Jordan Jones

Personal information
- Date of birth: December 12, 1995 (age 30)
- Place of birth: Pacific Grove, California, United States
- Height: 1.85 m (6 ft 1 in)
- Position: Forward

Youth career
- 2003–2012: Monterey County FC
- 2013: Santa Cruz Breakers

College career
- Years: Team / Apps / (Gls)
- 2014–2017: Oregon State Beavers / 75 / (29)

Senior career*
- Years: Team / Apps / (Gls)
- 2016: Portland Timbers U23s / 8 / (2)
- 2017: Lane United / 9 / (6)
- 2018: Rio Grande Valley FC / 19 / (0)
- 2019: FC Tucson / 22 / (10)

= Jordan Jones (soccer) =

American soccer player (born 1995)

Jordan Jones (born December 12, 1995) is an American professional soccer player.

==Career==

===Youth and college===
Jones played four years of college soccer at Oregon State University between 2014 and 2017. During his time with the Beavers, Jones was named Second Team All-Pac-12 Conference. All-Pac-12 Conference Academic Honorable Mention, All-Pac-12 Conference Academic Honorable Mention, USC Third Team All-Far West Region, and Second Team All-Pac-12 Conference.
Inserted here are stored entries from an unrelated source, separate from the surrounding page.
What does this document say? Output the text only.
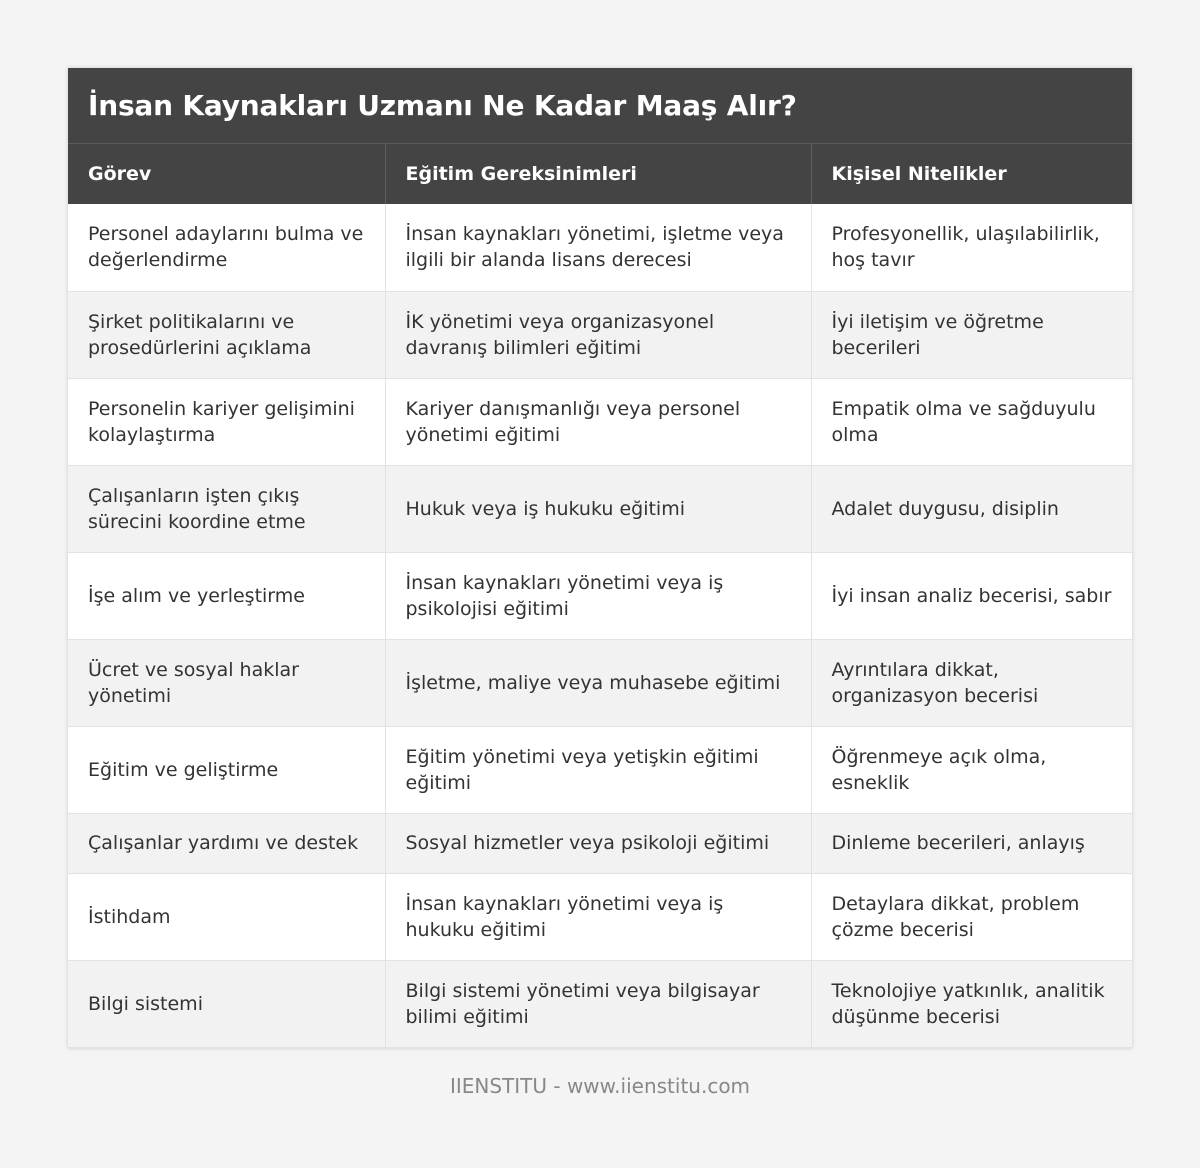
İnsan Kaynakları Uzmanı Ne Kadar Maaş Alır?
Görev	Eğitim Gereksinimleri	Kişisel Nitelikler
Personel adaylarını bulma ve değerlendirme	İnsan kaynakları yönetimi, işletme veya ilgili bir alanda lisans derecesi	Profesyonellik, ulaşılabilirlik, hoş tavır
Şirket politikalarını ve prosedürlerini açıklama	İK yönetimi veya organizasyonel davranış bilimleri eğitimi	İyi iletişim ve öğretme becerileri
Personelin kariyer gelişimini kolaylaştırma	Kariyer danışmanlığı veya personel yönetimi eğitimi	Empatik olma ve sağduyulu olma
Çalışanların işten çıkış sürecini koordine etme	Hukuk veya iş hukuku eğitimi	Adalet duygusu, disiplin
İşe alım ve yerleştirme	İnsan kaynakları yönetimi veya iş psikolojisi eğitimi	İyi insan analiz becerisi, sabır
Ücret ve sosyal haklar yönetimi	İşletme, maliye veya muhasebe eğitimi	Ayrıntılara dikkat, organizasyon becerisi
Eğitim ve geliştirme	Eğitim yönetimi veya yetişkin eğitimi eğitimi	Öğrenmeye açık olma, esneklik
Çalışanlar yardımı ve destek	Sosyal hizmetler veya psikoloji eğitimi	Dinleme becerileri, anlayış
İstihdam	İnsan kaynakları yönetimi veya iş hukuku eğitimi	Detaylara dikkat, problem çözme becerisi
Bilgi sistemi	Bilgi sistemi yönetimi veya bilgisayar bilimi eğitimi	Teknolojiye yatkınlık, analitik düşünme becerisi
IIENSTITU - www.iienstitu.com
Jones also played for Premier Development League sides Portland Timbers U23s and Lane United.

===Professional===
On January 21, 2018, Jones was selected 47th overall in the 2018 MLS SuperDraft by Los Angeles FC.

Jones signed with United Soccer League side Rio Grande Valley FC on March 16, 2018. He made his professional debut the same day as a half-time substitute in a 1–1 draw with Saint Louis FC.